Another area for the exploration of fundamental physics has opened up recently after the observation of gravitational waves in black hole mergers in 2016 [66]. That observation has lead to an exploration of fundamental physics in a broader context using stochastic background of gravitational waves. There are various possible sources of stochastic gravitational waves, such as from first order phase transitions. These arise at finite temperatures [67,68] and give rise to stochastic gravitational waves [69]. Specifically supercooled phase transitions can generate gravitational waves in the nano-Hertz frequency region (see, e.g., [70] and the references therein) evidence for which has recently emerged from $\mathrm{NANOGrav}$, $\mathrm{EPTA}$, $\mathrm{PPTA}$. Several other sources of stochastic gravitational waves exist such as from the decay of the inflaton into standard model particles [71,72,73]. It is also suggested that phase transitions may be linked to the generation of matter–antimatter asymmetry, and specially to baryogenesis. Other sources of gravitational waves are cosmic strings which can produce gravitational waves via loop oscillations, as well as via primordial black hole formation.
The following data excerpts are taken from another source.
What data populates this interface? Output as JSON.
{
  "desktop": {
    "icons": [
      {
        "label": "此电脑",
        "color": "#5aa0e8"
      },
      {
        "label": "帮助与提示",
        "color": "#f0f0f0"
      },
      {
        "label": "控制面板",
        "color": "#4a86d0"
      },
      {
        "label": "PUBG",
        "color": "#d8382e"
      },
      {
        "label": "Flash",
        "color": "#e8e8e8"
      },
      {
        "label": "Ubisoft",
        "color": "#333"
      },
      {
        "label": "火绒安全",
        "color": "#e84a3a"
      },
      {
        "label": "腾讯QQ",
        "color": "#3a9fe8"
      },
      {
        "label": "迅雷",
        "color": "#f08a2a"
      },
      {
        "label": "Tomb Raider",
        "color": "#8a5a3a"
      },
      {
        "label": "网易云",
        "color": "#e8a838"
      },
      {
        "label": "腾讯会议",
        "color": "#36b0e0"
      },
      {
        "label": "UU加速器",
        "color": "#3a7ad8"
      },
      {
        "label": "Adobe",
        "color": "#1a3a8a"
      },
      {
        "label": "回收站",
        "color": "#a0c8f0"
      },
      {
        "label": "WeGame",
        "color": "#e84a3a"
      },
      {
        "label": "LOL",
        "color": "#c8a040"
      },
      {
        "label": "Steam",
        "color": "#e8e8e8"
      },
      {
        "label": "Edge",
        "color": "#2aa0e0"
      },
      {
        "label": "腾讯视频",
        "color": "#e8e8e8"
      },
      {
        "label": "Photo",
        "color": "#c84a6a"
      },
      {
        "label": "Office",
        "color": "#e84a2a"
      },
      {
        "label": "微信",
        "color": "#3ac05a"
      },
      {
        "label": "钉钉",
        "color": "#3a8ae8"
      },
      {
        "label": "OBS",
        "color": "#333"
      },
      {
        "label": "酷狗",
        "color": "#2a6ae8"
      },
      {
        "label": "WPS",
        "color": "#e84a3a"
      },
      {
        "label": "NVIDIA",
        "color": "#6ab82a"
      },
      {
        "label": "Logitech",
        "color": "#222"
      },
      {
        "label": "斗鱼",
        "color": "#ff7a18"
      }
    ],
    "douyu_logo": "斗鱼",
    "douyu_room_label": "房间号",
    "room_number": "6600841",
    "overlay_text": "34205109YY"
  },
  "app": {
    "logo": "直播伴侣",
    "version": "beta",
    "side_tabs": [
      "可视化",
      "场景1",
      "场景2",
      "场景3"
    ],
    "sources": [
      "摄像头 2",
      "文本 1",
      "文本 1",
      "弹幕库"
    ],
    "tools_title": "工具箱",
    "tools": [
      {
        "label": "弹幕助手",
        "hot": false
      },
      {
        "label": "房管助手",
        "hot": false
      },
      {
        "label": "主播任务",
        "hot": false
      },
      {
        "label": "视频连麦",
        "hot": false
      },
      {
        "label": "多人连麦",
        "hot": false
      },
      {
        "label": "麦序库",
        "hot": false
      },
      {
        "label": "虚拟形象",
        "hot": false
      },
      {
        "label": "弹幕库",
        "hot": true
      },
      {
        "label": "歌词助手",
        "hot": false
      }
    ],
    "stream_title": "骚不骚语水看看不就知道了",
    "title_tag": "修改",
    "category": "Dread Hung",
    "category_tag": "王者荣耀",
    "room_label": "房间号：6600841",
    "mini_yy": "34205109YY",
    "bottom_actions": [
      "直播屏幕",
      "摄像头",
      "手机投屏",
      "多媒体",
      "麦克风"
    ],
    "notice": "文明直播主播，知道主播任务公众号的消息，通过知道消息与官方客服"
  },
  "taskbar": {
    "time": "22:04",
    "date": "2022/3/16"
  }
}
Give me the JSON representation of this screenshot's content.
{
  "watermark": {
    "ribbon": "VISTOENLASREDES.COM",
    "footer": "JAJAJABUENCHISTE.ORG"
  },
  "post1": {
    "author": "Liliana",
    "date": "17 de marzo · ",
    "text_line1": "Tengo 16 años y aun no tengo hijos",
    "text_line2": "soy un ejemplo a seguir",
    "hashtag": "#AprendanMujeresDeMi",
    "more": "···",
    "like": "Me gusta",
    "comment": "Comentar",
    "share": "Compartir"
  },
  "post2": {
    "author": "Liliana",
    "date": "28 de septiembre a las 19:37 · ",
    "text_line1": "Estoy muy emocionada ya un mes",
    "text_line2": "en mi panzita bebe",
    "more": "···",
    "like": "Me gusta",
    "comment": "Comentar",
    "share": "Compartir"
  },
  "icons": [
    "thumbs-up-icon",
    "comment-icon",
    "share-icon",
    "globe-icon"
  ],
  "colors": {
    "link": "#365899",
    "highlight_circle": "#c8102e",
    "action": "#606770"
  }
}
In addition to the nano-Hertz frequency experiments there are currently other ongoing and proposed gravitational wave experiments which include $\mathrm{LISA}/\mathrm{VIRGO}$, $\mathrm{Decigo}$ and several others.These experiments will probe gravitational waves at different frequency regions and with different sensitivity and will allow us to probe the early universe close to the initial Big Bang time beyond the reach of particle physics experiments aside from the one on proton decay.

4. Conclusions

The standard model of particle physics is one of the most tested models in the history of particle physics. However, there are missing pieces in the standard model at the theoretical level. Further, experimentally, the model cannot account for dark matter and dark energy which are now firmly established to exist. There are, thus, strong reasons for the existence of new physics beyond the standard model which is expected to show up in the energy range of several TeV. Supersymmetry and supergravity are currently the leading candidates for such new physics whose predictions can be tested at HL-LHC. Further, over the past several decades, there has been an increasing intertwining of particle physics and cosmology. Also, much like the standard model of particle physics, cosmology also has its standard model, i.e., the $\Lambda$CDM model, which is Einstein gravity including a cosmological constant $\Lambda$ coupled with dark matter. The $\Lambda$CDM model is highly successful in correlating a large amount of cosmological data. However, like the standard model of particle physics it is also under stress because of tensions between different measurements of the Hubble parameter and of the mass power spectrum $S_8$ at early times vs. late times. Additionally, recent experiments on dark energy indicate that it may be time dependent and not a constant as predicted by $\Lambda$CDM. This observation has given rise to a great amount of activity recently, which is still ongoing. Thus, most dynamical models of dark energy are particle physics models which illustrates the intrinsic intertwining of the fields of particle physics and cosmology.